The contributions of distinct Pd surface sites in palladium–ceria catalysts to low-temperature CO oxidation

Abstract

Palladium-loaded catalysts exhibit promising low-temperature catalytic activity toward CO oxidation. In this work, ceria with well-defined facets was utilized as a support to investigate the structure evolution of palladium species and, thereby, the correlation of this with the catalytic properties. A typical relationship between the distribution of palladium species and the Pd content and calcination conditions has been detected. Calcinating under an O₂ atmosphere results in three different Pd species: PdO_x aggregates, PdO nanoparticles, and Pd–O–Ce solid solution. The results show that high palladium-loading facilitates the enrichment of Pd in PdO_x and PdO forms, while low palladium-loading induces the dissolution of considerable amounts of Pd into the bulk to form Pd–O–Ce.
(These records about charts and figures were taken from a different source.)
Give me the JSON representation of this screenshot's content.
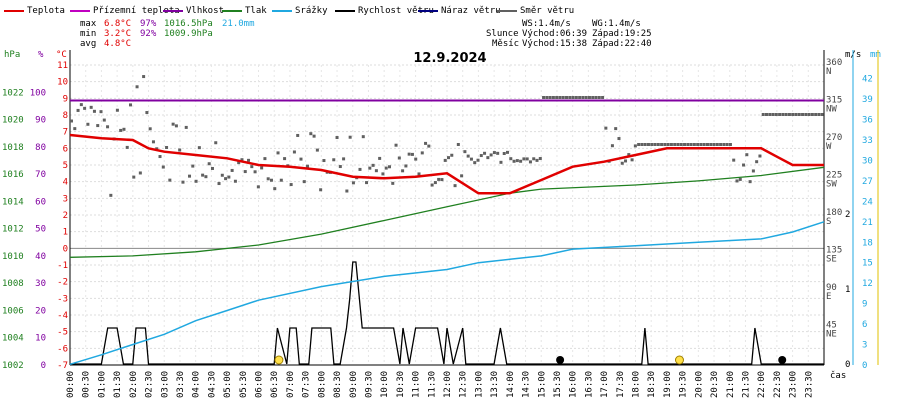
{
  "chart_data": {
    "type": "line",
    "title": "12.9.2024",
    "xlabel": "čas",
    "legend": [
      {
        "name": "Teplota",
        "color": "#e00000"
      },
      {
        "name": "Přízemní teplota",
        "color": "#c000c0"
      },
      {
        "name": "Vlhkost",
        "color": "#8000a0"
      },
      {
        "name": "Tlak",
        "color": "#208020"
      },
      {
        "name": "Srážky",
        "color": "#20a8e0"
      },
      {
        "name": "Rychlost větru",
        "color": "#000000"
      },
      {
        "name": "Náraz větru",
        "color": "#000080"
      },
      {
        "name": "Směr větru",
        "color": "#606060"
      }
    ],
    "stats": {
      "max": {
        "label": "max",
        "temp": "6.8°C",
        "hum": "97%",
        "press": "1016.5hPa",
        "rain": "21.0mm"
      },
      "min": {
        "label": "min",
        "temp": "3.2°C",
        "hum": "92%",
        "press": "1009.9hPa"
      },
      "avg": {
        "label": "avg",
        "temp": "4.8°C"
      }
    },
    "astro": {
      "ws": "WS:1.4m/s",
      "wg": "WG:1.4m/s",
      "sun_label": "Slunce",
      "sunrise": "Východ:06:39",
      "sunset": "Západ:19:25",
      "moon_label": "Měsíc",
      "moonrise": "Východ:15:38",
      "moonset": "Západ:22:40"
    },
    "axes": {
      "hpa": {
        "unit": "hPa",
        "range": [
          1002,
          1024
        ],
        "ticks": [
          "1022",
          "1020",
          "1018",
          "1016",
          "1014",
          "1012",
          "1010",
          "1008",
          "1006",
          "1004",
          "1002"
        ]
      },
      "pct": {
        "unit": "%",
        "range": [
          0,
          100
        ],
        "ticks": [
          "100",
          "90",
          "80",
          "70",
          "60",
          "50",
          "40",
          "30",
          "20",
          "10",
          "0"
        ]
      },
      "temp": {
        "unit": "°C",
        "range": [
          -7,
          11
        ],
        "ticks": [
          "11",
          "10",
          "9",
          "8",
          "7",
          "6",
          "5",
          "4",
          "3",
          "2",
          "1",
          "0",
          "-1",
          "-2",
          "-3",
          "-4",
          "-5",
          "-6",
          "-7"
        ]
      },
      "dir": {
        "ticks": [
          {
            "deg": "360",
            "card": "N"
          },
          {
            "deg": "315",
            "card": "NW"
          },
          {
            "deg": "270",
            "card": "W"
          },
          {
            "deg": "225",
            "card": "SW"
          },
          {
            "deg": "180",
            "card": "S"
          },
          {
            "deg": "135",
            "card": "SE"
          },
          {
            "deg": "90",
            "card": "E"
          },
          {
            "deg": "45",
            "card": "NE"
          }
        ]
      },
      "ms": {
        "unit": "m/s",
        "ticks": [
          "2",
          "1",
          "0"
        ]
      },
      "rain": {
        "unit": "mm",
        "range": [
          0,
          44
        ],
        "ticks": [
          "42",
          "39",
          "36",
          "33",
          "30",
          "27",
          "24",
          "21",
          "18",
          "15",
          "12",
          "9",
          "6",
          "3",
          "0"
        ]
      },
      "time_labels": [
        "00:00",
        "00:30",
        "01:00",
        "01:30",
        "02:00",
        "02:30",
        "03:00",
        "03:30",
        "04:00",
        "04:30",
        "05:00",
        "05:30",
        "06:00",
        "06:30",
        "07:00",
        "07:30",
        "08:00",
        "08:30",
        "09:00",
        "09:30",
        "10:00",
        "10:30",
        "11:00",
        "11:30",
        "12:00",
        "12:30",
        "13:00",
        "13:30",
        "14:00",
        "14:30",
        "15:00",
        "15:30",
        "16:00",
        "16:30",
        "17:00",
        "17:30",
        "18:00",
        "18:30",
        "19:00",
        "19:30",
        "20:00",
        "20:30",
        "21:00",
        "21:30",
        "22:00",
        "22:30",
        "23:00",
        "23:30"
      ]
    },
    "series": [
      {
        "name": "Teplota",
        "unit": "°C",
        "x": [
          0,
          1,
          2,
          2.5,
          3,
          4,
          5,
          6,
          7,
          8,
          9,
          10,
          11,
          12,
          13,
          14,
          15,
          16,
          17,
          18,
          19,
          20,
          21,
          22,
          22.5,
          23,
          24
        ],
        "values": [
          6.8,
          6.6,
          6.5,
          6.0,
          5.8,
          5.6,
          5.4,
          5.0,
          4.9,
          4.7,
          4.3,
          4.2,
          4.3,
          4.5,
          3.3,
          3.3,
          4.1,
          4.9,
          5.2,
          5.6,
          6.0,
          6.0,
          6.0,
          6.0,
          5.5,
          5.0,
          5.0
        ]
      },
      {
        "name": "Vlhkost",
        "unit": "%",
        "x": [
          0,
          1,
          10,
          24
        ],
        "values": [
          97,
          97,
          97,
          97
        ]
      },
      {
        "name": "Tlak",
        "unit": "hPa",
        "x": [
          0,
          2,
          4,
          6,
          8,
          10,
          12,
          14,
          15,
          18,
          20,
          22,
          24
        ],
        "values": [
          1009.9,
          1010.0,
          1010.3,
          1010.8,
          1011.6,
          1012.6,
          1013.6,
          1014.6,
          1014.9,
          1015.2,
          1015.5,
          1015.9,
          1016.5
        ]
      },
      {
        "name": "Srážky",
        "unit": "mm",
        "x": [
          0,
          1,
          2,
          3,
          4,
          5,
          6,
          8,
          10,
          12,
          13,
          14,
          15,
          16,
          18,
          20,
          22,
          23,
          24
        ],
        "values": [
          0.1,
          1.5,
          3.0,
          4.5,
          6.5,
          8.0,
          9.5,
          11.5,
          13.0,
          14.0,
          15.0,
          15.5,
          16.0,
          17.0,
          17.5,
          18.0,
          18.5,
          19.5,
          21.0
        ]
      }
    ]
  }
}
Further structural evolution resulting from the decomposition of PdO_x to Pd–O–Ce has been detected during the calcination process under a CO atmosphere. Furthermore, it is found that calcinating in synthetic gas (a mixture of CO and O₂) stimulates the regeneration of decomposed palladium species on the surface. In correlation with the structure evolution, PdO_x and PdO species are essential for improving the low-temperature catalytic properties.